Chaney felt a recurrence of the initial shock he’d known on the beach; this wasn’t to
be an academic study.
“We’re going up there? That far?”
“I thought I had made that clear, Mr. Chaney.”
“Not that clear,” he said with some embarrassment and confusion. “The wind was blowing on the beach — my mind was on other things.” Hasty side glances at Saltus and the Major offered little comfort: one was grinning at him and the other was contemptuous. “I had supposed my role was to be a passive one: laying out the guidelines, preparing the surveys and the like. I had supposed you were using instruments for the actual probe—” But he realized how lame that sounded.
“No, sir. Each of you will go forward to conduct the survey. You will employ certain instruments in the field, but the human element is necessary.”
Moresby may have thought to needle him. “Seniority will apply, after all. We will move up in the proper order. Myself first, then Art, and then you.”

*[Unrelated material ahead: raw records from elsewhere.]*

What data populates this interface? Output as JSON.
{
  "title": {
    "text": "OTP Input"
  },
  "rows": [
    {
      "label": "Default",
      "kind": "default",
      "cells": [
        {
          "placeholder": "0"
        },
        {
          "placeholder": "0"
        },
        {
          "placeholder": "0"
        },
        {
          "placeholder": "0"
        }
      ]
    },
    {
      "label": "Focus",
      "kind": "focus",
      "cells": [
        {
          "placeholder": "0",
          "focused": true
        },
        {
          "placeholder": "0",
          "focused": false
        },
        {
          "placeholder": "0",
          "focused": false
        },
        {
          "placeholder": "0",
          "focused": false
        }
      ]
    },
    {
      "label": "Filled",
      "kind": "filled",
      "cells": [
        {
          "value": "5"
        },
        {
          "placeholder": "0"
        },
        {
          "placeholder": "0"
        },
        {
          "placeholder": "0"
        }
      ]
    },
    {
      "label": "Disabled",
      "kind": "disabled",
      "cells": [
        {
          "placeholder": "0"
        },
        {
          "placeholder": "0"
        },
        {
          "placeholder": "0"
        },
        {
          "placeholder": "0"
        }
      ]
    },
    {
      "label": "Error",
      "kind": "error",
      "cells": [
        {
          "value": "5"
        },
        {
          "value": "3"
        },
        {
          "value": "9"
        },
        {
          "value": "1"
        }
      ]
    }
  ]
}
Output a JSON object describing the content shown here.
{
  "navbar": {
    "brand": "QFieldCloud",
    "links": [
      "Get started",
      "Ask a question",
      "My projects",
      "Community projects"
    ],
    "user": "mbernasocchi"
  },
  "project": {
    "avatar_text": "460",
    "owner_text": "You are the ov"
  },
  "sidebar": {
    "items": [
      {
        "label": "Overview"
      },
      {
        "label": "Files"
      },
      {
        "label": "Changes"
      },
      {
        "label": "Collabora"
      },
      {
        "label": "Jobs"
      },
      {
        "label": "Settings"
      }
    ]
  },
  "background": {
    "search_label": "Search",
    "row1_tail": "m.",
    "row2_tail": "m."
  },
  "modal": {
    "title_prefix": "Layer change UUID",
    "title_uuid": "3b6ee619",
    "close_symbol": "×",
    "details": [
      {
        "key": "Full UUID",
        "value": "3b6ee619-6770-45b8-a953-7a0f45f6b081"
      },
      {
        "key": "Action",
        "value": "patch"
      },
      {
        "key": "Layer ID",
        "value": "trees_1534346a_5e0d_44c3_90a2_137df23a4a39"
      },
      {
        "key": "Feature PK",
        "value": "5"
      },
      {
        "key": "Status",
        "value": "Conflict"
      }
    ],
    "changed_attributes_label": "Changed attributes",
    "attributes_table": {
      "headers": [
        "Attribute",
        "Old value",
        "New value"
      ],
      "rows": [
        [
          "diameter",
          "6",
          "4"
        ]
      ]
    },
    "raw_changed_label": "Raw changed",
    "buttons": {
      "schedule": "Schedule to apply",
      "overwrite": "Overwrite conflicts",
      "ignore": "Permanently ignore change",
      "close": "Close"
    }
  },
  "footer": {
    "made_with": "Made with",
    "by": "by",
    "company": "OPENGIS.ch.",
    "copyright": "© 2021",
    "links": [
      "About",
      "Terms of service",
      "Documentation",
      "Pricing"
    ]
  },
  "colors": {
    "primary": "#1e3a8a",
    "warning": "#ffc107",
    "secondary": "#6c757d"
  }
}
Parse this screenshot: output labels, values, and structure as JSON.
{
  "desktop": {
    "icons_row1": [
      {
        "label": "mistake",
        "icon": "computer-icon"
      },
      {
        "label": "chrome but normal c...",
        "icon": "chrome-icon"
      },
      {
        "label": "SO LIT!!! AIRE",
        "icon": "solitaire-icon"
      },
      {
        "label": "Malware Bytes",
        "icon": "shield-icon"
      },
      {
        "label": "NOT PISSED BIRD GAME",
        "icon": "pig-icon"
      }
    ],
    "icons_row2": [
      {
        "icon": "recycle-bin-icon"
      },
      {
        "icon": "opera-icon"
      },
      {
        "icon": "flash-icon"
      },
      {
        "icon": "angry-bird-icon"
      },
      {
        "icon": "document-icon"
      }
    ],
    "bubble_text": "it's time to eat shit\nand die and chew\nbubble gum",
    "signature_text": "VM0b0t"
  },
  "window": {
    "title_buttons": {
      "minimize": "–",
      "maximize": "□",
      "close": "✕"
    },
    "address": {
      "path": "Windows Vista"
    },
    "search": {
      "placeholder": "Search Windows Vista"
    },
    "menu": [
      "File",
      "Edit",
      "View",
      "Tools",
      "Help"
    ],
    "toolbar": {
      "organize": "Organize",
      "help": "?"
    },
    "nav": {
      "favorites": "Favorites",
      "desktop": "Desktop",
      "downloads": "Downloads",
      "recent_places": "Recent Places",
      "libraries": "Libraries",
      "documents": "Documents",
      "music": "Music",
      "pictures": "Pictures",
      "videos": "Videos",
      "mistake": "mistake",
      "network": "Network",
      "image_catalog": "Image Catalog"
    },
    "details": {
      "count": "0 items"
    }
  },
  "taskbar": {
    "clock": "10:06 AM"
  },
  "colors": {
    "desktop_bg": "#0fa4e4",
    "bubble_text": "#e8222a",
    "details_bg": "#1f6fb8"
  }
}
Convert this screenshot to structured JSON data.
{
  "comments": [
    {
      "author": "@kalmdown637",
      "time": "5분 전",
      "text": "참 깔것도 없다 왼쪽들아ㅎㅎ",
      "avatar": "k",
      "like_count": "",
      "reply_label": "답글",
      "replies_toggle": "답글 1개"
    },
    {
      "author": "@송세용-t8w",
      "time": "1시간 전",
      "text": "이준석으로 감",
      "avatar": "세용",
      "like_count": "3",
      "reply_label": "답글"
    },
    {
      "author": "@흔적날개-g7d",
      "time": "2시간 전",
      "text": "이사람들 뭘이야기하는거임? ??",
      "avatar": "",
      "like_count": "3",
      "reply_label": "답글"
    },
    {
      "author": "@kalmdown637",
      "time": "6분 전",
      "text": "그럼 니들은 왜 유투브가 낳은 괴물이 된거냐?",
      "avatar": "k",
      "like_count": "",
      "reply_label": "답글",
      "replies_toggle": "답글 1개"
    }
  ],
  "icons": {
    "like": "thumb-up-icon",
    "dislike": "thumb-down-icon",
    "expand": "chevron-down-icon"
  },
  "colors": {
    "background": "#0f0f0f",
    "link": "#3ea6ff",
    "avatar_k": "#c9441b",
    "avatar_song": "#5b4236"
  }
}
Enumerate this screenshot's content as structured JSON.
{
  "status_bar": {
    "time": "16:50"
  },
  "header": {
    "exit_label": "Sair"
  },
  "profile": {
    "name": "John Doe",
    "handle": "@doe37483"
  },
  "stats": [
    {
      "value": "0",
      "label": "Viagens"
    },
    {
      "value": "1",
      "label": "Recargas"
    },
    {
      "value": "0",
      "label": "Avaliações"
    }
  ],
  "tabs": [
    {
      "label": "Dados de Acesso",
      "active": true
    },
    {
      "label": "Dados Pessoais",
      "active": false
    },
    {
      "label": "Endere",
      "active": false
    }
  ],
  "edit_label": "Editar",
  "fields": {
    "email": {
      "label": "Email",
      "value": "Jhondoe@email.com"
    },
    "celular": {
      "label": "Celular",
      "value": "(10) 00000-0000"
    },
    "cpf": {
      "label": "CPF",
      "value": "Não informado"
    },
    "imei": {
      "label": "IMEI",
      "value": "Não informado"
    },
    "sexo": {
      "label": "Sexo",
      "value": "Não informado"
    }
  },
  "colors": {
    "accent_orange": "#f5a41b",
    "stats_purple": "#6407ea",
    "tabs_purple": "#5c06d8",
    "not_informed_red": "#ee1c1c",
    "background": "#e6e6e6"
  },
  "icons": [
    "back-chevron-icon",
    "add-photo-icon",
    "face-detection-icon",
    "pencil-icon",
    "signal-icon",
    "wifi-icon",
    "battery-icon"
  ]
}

“We expect to launch the survey within three weeks, given the completion of the testing schedule.” Her voice may have held a trace of amusement at his expense. “It may be sooner if your training program can be completed sooner. A physical examination is scheduled for later this afternoon, Mr. Chaney; the others have already had theirs. The examinations will continue at the rate of two per week until the survey vehicle is actually launched.”
“Why?”
“For your protection and ours, sir. If a serious defect exists we must know it now.”
He said weakly: “I have the heart of a chicken.”
“But I understood you were under fire in Israel?”
“That’s different. I couldn’t stop the shelling and the work had to be done.”
“You could have quit the country.”
“No, I couldn’t do that — not until the work was done, not until the translation was finished and the book ready.”
Kathryn van Hise tapped her fingers together and only looked at him. She thought that was answer enough.
Chaney recalled something she had said on the beach, something she had quoted or inferred from his dossier. Or perhaps it was that damned computer profile rattling off his supposed resolution and stability. He had a quick suspicion.